We also calculated the minimal detectable change (MDC) and MDC percentage (MDC%) to examine the change between adjacent assessments that could be considered as a real change (beyond the score change caused by random measurement error) at the 95% confidence level. The MDC% was calculated by dividing the MDC by the mean of the early assessment score and then multiplying the result by 100% [32].
In addition, the agreement between test–retest measurements was analyzed by Bland–Altman plots with 95% limits of agreement (LOA) [33]. In these plots, the differences (d) between each pair of assessments were presented against the average value for each pair of assessments.
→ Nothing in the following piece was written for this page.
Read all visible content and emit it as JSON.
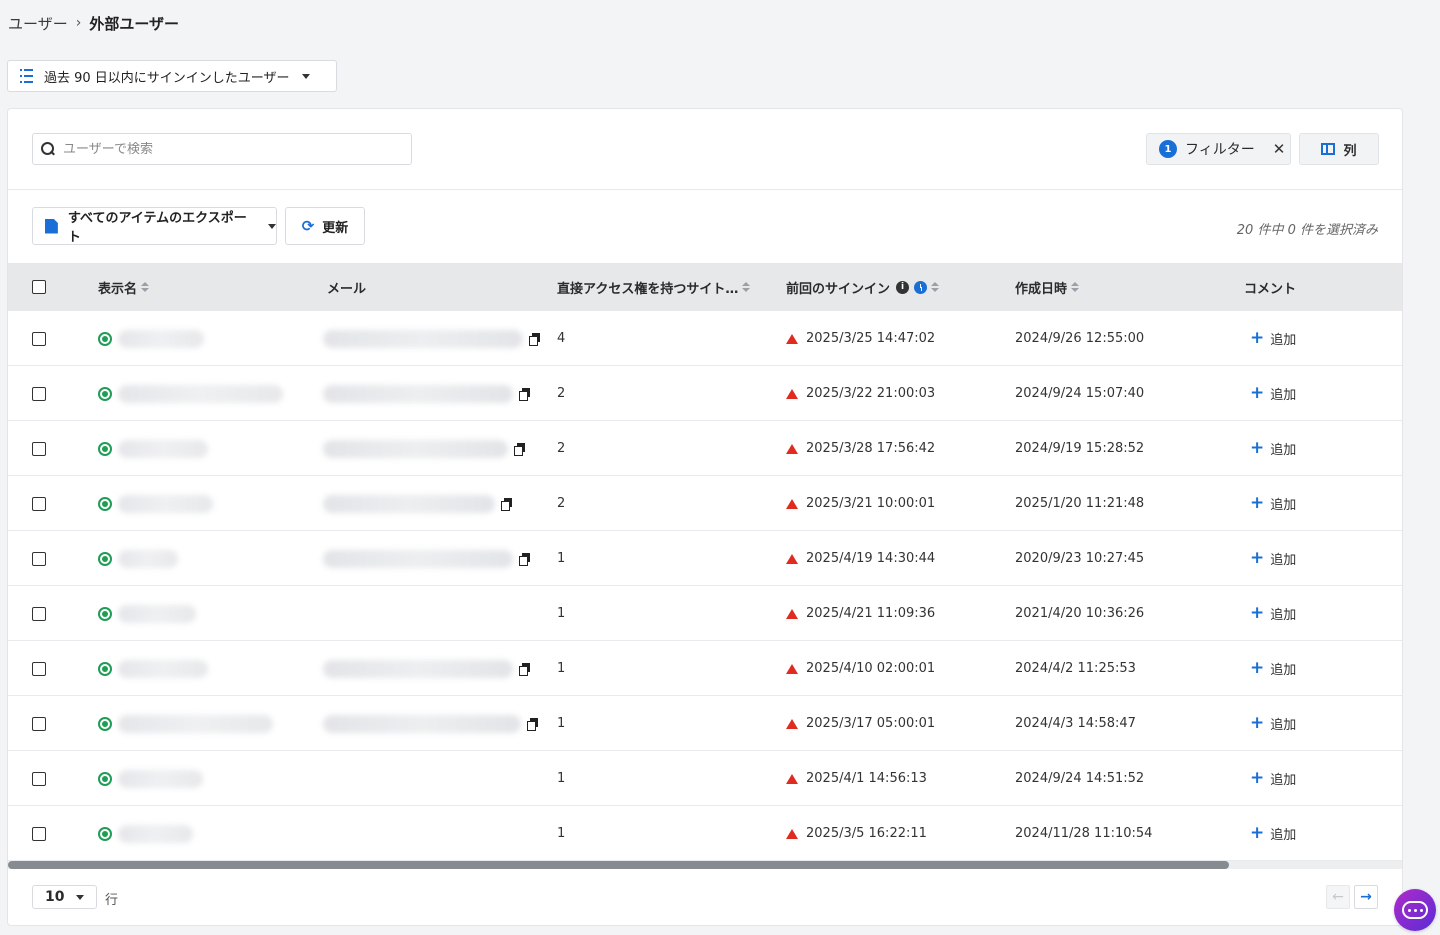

To examine whether heteroscedasticity existed, Pearson’s correlation coefficient (r) was used to calculate the correlation between the absolute value of the difference of two assessments and the mean score of two assessments [34]. When Pearson’s r was ≥ 0.3 or ≤ -0.3, it meant that the absolute value of the difference was related to the mean score of two assessments, and that there was heteroscedasticity [35]. In other words, the higher the assessment score, the greater (r ≥ 0.3) or smaller (r ≤ -0.3) the difference between the two assessments.
Effect size (Cohen’s d) was used to estimate the magnitudes of practice effects due to repeated assessments of the TONI-4. An effect size ≥ 0.80 was considered as a large practice effect; 0.50–0.79, medium; 0.20–0.49, small; and < 0.20, trivial [36].
Convergent validity
Convergent validity was examined by correlating the scores of the TONI-4 at the early assessment with those of the MoCA and the T-SDMT using Pearson’s r. We hypothesized that we would find moderate correlations between the scores of the TONI-4 and the MoCA (i.e., fluid intelligence and cognition) [37], and that small correlations would be found between the scores of the TONI-4 and the T-SDMT (i.e., fluid intelligence and processing speed) [3, 38].